I have a file, dataset.nt, which isn't too large (300Mb). I also have a list, which contains around 500 elements. For each element of the list, I want to count the number of lines in the file which contain it, and add that key/value pair to a dictionary (the key being the name of the list element, and the value the number of times this element appears in the file).
This is the first thing I tired to achieve that result:
mydict = {}
for i in mylist:
regex = re.compile(r"/Main/"+re.escape(i))
total = 0
with open("dataset.nt", "rb") as input:
for line in input:
if regex.search(line):
total = total+1
mydict[i] = total
It didn't work (as in, it runs indefinitely), and I figured I should find a way not to read each line 500 times. So I tried this:
mydict = {}
with open("dataset.nt", "rb") as input:
for line in input:
for i in mylist:
regex = re.compile(r"/Main/"+re.escape(i))
total = 0
if regex.search(line):
total = total+1
mydict[i] = total
Performance din't improve, the script still runs indefinitely.
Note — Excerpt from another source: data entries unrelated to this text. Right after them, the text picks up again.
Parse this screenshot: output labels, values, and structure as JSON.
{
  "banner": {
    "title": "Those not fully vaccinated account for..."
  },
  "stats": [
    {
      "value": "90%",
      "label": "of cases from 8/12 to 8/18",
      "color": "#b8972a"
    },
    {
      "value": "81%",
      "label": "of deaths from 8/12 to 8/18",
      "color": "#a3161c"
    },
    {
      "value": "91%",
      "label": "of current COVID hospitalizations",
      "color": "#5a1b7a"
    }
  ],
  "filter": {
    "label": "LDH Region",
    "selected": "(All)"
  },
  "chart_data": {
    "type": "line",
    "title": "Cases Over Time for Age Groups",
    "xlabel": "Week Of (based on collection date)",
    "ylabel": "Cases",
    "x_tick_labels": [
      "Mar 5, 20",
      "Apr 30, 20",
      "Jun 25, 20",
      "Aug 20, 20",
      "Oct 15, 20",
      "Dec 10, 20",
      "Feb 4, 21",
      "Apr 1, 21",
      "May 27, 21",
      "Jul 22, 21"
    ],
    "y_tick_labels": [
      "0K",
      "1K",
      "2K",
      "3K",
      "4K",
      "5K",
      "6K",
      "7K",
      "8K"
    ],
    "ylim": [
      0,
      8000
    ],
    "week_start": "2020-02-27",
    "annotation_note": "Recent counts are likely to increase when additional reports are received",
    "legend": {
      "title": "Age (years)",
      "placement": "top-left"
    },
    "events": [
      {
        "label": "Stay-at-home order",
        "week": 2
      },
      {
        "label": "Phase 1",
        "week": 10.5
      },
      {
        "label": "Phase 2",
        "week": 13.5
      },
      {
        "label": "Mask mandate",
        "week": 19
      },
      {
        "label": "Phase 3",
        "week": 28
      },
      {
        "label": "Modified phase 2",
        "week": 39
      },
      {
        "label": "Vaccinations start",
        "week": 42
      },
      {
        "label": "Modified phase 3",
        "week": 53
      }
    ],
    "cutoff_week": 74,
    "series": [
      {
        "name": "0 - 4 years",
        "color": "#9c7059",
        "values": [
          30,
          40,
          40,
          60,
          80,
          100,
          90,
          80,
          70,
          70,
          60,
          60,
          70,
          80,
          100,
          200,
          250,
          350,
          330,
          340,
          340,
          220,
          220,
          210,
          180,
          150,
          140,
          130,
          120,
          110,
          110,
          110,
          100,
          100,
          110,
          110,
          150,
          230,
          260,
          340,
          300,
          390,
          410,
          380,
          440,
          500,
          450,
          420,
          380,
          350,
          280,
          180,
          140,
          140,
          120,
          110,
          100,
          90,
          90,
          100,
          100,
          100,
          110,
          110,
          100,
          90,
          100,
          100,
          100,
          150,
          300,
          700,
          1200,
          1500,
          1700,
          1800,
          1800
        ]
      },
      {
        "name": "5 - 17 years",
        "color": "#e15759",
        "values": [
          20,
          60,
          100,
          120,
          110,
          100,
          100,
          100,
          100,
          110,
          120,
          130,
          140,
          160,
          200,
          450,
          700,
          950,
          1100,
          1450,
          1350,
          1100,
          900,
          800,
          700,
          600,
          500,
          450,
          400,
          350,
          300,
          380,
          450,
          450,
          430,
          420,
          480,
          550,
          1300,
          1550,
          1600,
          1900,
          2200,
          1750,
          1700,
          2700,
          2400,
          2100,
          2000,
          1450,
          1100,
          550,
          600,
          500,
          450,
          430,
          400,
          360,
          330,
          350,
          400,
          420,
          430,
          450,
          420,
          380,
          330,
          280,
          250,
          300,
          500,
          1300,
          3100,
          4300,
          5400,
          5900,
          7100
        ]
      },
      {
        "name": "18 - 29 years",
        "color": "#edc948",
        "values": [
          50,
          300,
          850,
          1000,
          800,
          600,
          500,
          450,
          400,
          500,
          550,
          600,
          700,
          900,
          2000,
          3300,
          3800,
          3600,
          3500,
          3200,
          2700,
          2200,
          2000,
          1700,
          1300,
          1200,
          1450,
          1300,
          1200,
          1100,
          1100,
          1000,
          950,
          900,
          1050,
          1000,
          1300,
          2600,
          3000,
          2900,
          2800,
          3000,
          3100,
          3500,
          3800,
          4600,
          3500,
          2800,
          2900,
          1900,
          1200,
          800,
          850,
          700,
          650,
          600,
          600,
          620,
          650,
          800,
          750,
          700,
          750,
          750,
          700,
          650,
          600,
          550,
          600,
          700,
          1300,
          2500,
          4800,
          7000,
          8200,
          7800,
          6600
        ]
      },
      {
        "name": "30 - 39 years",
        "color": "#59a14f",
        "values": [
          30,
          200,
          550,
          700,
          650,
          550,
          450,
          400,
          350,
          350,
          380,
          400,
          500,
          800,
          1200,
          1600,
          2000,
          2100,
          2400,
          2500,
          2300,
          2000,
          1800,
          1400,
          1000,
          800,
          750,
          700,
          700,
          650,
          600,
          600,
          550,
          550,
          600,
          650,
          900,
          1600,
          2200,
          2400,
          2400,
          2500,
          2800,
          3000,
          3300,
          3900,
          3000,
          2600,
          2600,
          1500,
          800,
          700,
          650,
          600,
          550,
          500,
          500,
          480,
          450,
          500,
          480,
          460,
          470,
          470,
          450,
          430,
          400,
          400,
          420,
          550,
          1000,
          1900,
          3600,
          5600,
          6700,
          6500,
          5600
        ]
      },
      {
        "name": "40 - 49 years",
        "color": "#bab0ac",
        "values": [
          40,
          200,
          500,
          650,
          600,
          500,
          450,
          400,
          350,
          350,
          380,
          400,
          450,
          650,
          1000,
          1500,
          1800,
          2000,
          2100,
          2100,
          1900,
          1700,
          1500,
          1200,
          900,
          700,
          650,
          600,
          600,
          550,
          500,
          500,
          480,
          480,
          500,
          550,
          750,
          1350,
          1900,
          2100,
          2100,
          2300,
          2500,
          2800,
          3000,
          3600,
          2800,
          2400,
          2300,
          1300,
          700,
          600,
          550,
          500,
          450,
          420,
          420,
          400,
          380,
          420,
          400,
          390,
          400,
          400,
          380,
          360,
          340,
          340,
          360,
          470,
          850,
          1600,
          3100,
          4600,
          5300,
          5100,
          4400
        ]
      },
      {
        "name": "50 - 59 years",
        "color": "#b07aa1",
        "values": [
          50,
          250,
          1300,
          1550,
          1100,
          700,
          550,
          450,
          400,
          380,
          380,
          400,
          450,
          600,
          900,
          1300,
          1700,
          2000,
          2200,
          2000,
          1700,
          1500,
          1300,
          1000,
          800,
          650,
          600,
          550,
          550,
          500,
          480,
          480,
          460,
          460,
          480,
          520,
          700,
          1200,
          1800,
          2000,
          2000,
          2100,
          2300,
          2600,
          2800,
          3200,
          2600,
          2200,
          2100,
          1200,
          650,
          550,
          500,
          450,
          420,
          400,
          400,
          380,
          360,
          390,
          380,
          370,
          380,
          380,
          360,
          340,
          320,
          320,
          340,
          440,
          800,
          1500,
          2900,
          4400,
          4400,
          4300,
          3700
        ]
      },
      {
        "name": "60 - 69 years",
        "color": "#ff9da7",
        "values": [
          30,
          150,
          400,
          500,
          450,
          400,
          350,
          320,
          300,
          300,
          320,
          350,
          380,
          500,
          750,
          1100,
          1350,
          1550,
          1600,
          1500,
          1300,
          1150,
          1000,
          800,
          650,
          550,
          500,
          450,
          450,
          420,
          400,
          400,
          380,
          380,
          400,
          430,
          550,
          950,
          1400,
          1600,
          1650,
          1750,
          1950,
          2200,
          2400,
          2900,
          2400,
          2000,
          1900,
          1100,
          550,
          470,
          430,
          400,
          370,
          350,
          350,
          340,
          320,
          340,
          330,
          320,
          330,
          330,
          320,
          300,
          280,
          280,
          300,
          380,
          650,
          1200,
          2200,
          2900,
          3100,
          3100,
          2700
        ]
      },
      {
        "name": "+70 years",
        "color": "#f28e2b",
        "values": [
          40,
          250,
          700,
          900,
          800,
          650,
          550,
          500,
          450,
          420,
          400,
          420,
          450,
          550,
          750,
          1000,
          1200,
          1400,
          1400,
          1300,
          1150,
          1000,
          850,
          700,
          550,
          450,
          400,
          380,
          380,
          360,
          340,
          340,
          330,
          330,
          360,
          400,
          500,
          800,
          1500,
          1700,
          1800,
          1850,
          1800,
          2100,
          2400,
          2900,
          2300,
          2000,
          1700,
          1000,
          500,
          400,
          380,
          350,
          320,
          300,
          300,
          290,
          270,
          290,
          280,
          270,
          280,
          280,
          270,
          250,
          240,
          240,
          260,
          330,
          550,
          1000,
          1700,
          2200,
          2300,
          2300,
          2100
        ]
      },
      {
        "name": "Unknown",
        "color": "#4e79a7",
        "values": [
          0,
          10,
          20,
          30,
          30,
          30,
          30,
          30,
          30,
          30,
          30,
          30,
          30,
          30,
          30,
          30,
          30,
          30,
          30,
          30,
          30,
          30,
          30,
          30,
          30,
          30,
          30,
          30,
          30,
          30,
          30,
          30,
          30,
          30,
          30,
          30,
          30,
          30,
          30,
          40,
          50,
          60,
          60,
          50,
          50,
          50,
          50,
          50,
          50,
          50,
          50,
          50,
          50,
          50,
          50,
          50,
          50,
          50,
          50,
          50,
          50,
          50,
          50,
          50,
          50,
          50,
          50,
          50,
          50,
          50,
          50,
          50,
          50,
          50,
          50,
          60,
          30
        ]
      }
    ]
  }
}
So I googled around, and I tried this:
mydict = {}
file = open("dataset.nt", "rb")
while 1:
lines = file.readlines(100000)
if not lines:
break
for line in lines:
for i in list:
regex = re.compile(r"/Main/"+re.escape(i))
total = 0
if regex.search(line):
total = total+1
mydict[i] = total
That one has been running for the last 30 minutes, so I'm assuming it's not any better.
How should I structure this code so that it completes in a reasonable amount of time?